What did Microsoft consider when designing the Office365 service:

  • Crawl versus Query – Chosen to go the query root as the crawl infrastructure within Office365 was limiting. Also hundreds of thousands of tenants need to have a consistent performance maintained. Query helps to provide the best and most consistent user experience.
  • UI Presentation – Users felt it was really important to see all the results on the same page. They didn’t want to have to switch between different pages. (I’m not sure I agree with this UX being the most optimum, users are used to choosing the ‘type’ of data they want on Bing/Google eg. Images/Shopping etc)
  • Relevance and clicks – Search learns over time. Search watches which results are clicked for specific queries and adjusts over time.
  • Background compatibility – Should provide other MOSS and SP2010 on-premises hybrid. This was not possible due to some significant infrastructure and services which would have required significant investment in extending the previous SharePoint versions.

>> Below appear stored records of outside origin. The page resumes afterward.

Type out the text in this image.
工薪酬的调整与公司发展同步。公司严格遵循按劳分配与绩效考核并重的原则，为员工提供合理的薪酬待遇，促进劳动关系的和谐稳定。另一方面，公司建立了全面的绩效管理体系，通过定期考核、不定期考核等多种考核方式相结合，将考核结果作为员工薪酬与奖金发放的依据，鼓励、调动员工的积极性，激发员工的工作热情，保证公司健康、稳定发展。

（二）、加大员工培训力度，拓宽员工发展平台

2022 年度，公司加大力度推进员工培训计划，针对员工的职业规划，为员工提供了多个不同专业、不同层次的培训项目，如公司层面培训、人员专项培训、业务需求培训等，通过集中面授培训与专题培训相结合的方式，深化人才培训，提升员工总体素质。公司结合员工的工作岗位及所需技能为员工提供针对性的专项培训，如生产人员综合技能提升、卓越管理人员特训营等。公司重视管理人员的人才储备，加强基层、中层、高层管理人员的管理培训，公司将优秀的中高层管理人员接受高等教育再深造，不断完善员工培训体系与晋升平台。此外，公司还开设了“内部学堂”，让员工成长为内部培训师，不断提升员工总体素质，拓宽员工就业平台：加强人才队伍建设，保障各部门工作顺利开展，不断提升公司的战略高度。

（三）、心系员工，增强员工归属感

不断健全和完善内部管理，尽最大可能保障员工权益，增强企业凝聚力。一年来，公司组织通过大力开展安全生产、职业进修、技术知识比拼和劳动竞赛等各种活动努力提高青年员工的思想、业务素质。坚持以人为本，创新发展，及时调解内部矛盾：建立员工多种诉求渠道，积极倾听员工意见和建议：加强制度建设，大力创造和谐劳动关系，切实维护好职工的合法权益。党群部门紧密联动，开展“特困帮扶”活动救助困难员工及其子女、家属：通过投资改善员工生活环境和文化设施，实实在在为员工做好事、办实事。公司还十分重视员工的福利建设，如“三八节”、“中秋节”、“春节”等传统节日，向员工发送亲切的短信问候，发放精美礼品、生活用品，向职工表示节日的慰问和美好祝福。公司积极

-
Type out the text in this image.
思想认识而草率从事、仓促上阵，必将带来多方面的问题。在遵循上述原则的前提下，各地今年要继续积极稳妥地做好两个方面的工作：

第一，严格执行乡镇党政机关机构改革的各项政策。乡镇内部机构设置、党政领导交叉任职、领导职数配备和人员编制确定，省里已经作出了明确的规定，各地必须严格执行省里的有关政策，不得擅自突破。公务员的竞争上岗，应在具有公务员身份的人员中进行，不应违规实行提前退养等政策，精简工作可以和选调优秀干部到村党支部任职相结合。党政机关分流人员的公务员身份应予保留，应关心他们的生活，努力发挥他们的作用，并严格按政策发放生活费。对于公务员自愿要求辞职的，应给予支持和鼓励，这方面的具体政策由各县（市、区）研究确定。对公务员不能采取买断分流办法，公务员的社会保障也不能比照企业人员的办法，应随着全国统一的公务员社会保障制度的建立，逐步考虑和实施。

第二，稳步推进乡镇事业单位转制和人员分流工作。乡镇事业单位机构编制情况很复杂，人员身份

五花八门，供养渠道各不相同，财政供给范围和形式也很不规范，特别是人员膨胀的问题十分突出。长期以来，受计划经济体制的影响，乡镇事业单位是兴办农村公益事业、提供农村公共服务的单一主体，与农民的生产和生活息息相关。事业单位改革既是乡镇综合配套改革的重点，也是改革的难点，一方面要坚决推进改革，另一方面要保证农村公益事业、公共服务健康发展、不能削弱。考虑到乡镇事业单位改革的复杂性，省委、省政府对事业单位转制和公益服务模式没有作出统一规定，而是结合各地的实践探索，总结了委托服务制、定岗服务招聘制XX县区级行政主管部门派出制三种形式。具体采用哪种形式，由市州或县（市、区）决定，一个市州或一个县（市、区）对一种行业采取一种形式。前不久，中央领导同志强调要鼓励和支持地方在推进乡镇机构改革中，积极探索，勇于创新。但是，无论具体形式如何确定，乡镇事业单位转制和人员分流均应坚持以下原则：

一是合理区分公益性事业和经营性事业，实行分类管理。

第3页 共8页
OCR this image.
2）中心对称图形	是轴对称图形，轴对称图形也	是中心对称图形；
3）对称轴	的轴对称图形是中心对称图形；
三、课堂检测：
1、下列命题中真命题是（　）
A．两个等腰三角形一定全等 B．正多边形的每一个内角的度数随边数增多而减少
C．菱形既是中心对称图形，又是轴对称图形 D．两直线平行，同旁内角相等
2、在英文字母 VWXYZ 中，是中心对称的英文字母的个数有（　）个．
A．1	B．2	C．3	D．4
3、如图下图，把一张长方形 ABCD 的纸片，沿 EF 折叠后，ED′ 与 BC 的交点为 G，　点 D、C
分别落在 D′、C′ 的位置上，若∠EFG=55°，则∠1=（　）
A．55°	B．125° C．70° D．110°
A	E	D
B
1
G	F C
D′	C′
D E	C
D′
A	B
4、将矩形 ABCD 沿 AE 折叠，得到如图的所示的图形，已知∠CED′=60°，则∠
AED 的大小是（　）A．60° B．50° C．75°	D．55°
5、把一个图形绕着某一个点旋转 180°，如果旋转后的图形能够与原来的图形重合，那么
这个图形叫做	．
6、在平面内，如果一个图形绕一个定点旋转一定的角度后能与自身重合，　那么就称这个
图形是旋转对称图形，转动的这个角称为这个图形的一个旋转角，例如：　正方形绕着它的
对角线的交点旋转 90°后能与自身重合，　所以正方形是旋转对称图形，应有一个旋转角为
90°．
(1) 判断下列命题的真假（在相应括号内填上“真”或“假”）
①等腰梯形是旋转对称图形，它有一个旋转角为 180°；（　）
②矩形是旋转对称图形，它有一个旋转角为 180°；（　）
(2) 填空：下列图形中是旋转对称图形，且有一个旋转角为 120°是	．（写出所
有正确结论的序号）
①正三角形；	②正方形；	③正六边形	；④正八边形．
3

One major element was the challenge of identity mapping.

Alternative Hybrid User Experience


The demonstration showed the example of a glossary. This is stored in a SharePoint list on-premises. It is very useful information, but is not something users query for all the time. From on-premises the demo pulls ‘people’ results from Office365 via a dedicated search vertical.

To get the on-premises ‘people’ page to use the Office365 profiles it is as simple as pointing the web part settings to use the remote result source. This means when the users click the people results it goes to the Office365 profile page. Question is what happens to the links to people in normal item results?

Hit highlighting works.

Question about multiple people stores. Answer was the suggested best practice is to host in just one location.

Result Click-Through: Options



For users on-premises accessing on-premises links are fine. Once the user is on the Office365 search results the results now have internal only urls. The click through doesn’t route through the reverse proxy anymore. So users must have that external access to the internal system.

One solution is to have a VPN or Direct Access or leveraging the reverse proxy for url re-writing.

Microsoft recommend using VPN or Direct Access as it is easier to maintain over time.

The WOPI previews are operating where-ever the content is being served from.